All that said, any noble Lord who has had the pleasure of participating in debates on Treasury statutory instruments will know that I am no fan of constitutional crises. It is not for the House of Lords to oppose the Finance Bill, and we have no intention of breaking that convention today. However, I was seized by the debate that broke out earlier about what we cover and the extent to which the Finance Bill creates cover for issues that arguably should be properly debated in legislation.
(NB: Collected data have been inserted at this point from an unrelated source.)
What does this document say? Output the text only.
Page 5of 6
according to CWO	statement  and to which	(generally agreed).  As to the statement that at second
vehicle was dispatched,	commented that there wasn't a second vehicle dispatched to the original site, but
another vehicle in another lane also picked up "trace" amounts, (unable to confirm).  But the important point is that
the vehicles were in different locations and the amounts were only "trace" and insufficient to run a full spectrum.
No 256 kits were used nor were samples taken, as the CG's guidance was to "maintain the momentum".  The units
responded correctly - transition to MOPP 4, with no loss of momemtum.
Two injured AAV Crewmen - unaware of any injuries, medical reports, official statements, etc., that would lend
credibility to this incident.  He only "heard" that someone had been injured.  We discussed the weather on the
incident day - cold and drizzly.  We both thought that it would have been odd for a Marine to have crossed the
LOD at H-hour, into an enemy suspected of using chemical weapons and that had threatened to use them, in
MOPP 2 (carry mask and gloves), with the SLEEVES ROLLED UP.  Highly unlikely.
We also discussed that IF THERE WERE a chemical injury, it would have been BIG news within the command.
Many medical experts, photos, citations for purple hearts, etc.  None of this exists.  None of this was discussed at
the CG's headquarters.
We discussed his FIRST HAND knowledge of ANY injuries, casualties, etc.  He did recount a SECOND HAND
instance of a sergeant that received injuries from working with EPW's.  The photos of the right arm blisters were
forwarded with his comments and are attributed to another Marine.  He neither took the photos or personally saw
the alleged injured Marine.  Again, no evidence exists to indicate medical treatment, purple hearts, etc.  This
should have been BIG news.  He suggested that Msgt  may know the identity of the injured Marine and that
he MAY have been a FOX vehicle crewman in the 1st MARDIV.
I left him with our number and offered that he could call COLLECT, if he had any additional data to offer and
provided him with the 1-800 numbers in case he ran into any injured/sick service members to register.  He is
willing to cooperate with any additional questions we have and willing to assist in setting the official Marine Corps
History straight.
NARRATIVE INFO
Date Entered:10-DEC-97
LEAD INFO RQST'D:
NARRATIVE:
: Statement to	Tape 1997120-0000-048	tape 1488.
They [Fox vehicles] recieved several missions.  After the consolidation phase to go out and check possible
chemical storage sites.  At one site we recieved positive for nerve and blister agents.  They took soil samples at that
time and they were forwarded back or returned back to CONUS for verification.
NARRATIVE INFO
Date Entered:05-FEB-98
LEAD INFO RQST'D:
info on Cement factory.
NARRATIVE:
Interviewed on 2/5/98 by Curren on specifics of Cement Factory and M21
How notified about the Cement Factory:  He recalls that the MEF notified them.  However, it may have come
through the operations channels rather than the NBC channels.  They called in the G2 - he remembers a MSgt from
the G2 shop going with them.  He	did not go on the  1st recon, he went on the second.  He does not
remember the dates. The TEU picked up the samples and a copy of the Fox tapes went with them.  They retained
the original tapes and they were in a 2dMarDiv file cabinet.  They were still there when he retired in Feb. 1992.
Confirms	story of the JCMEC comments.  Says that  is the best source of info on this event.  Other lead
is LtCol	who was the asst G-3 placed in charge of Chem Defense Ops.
It is very interesting to sit back and see what the House of Lords does best. I think that the House of Lords, in a sense, divides its attention between the political and better legislation. I have been involved, over the past 11 years, with every bit of finance legislation that has gone through this House, usually at the junior level with stars helping me. What has emerged from that is the improvement that legislation has enjoyed in this House. It has been a really powerful step forward. It happens because thoughtful people bring up poor areas of legislation and, combined with the fact that the Opposition takes a political interest in it, focus is brought to bear on those areas and small changes and nuances are achieved. I think that the noble Lord, Lord Bridges, was in a sense referring to that, that the noble Lord, Lord Butler, was particularly referring to it, and that the noble Lord, Lord Forsyth, indicated some sympathy with it. I hope he and his committee might consider the extent to which the Government are starting to smuggle legislation that really should come to this House through the political process by hiding it in money Bills.

I also thought there were some interesting concerns about HMRC and the level of scrutiny. I headed a pretty large organisation; one of the problems with large organisations is the attractiveness of using your power to do things to people who are less powerful. Of course, you do it because it is good for you, but we need processes that test whether it really is. One of the worst problems in any complex society is that large organisations emerge because they are efficient but, because they are large, they have unreasonable power. We need proper, better processes—there was reasonable consensus on this during the Financial Services Bill we have just done—in the FCA, for political scrutiny, and better processes in the PRA.

On a more political point, I also felt that the concept from the noble Baroness, Lady Kramer, of the need for a more strategic approach from the Government was important. There have been lots of initiatives from this Government; we have disagreed with some and have supported others, but at no time have they seemed strategic. Two particular areas interested me. First, there is the failure to pick out sectoral initiatives; there are areas—I think the noble Lord, Lord Leigh, brought this out—in aerospace, for instance, where if we lose where we are now, no amount of money will get us back to the same place. There should be a stronger strategy for looking at where the weaknesses are. Secondly, there is this whole problem of debt; if debt is to be repaid—will it be?—it could become a millstone on the companies that should be bounding ahead. We need the best minds thinking about whether there is some way of turning that into equity, and so on.

There is much more to ponder. I hope that processes can be found for that pondering to be done in this House, and that we can be part of the legislative process. If anything makes the Government think, it is the fear of a vote going against them. I do not know whether anyone records this, but we do not actually like winning votes; we like persuading the Government to do good things because they are frightened of us winning votes. That is what happens—but anyway, I have something else to say.

It seems the Economic Affairs Committee’s conclusion that Ministers must do better applies more broadly than to tax avoidance policy. This Bill is yet another missed opportunity to grapple with the challenges our economy faces. Sadly, as is so often the case under this Administration, working families will pay the price for the Government’s lack of ambition.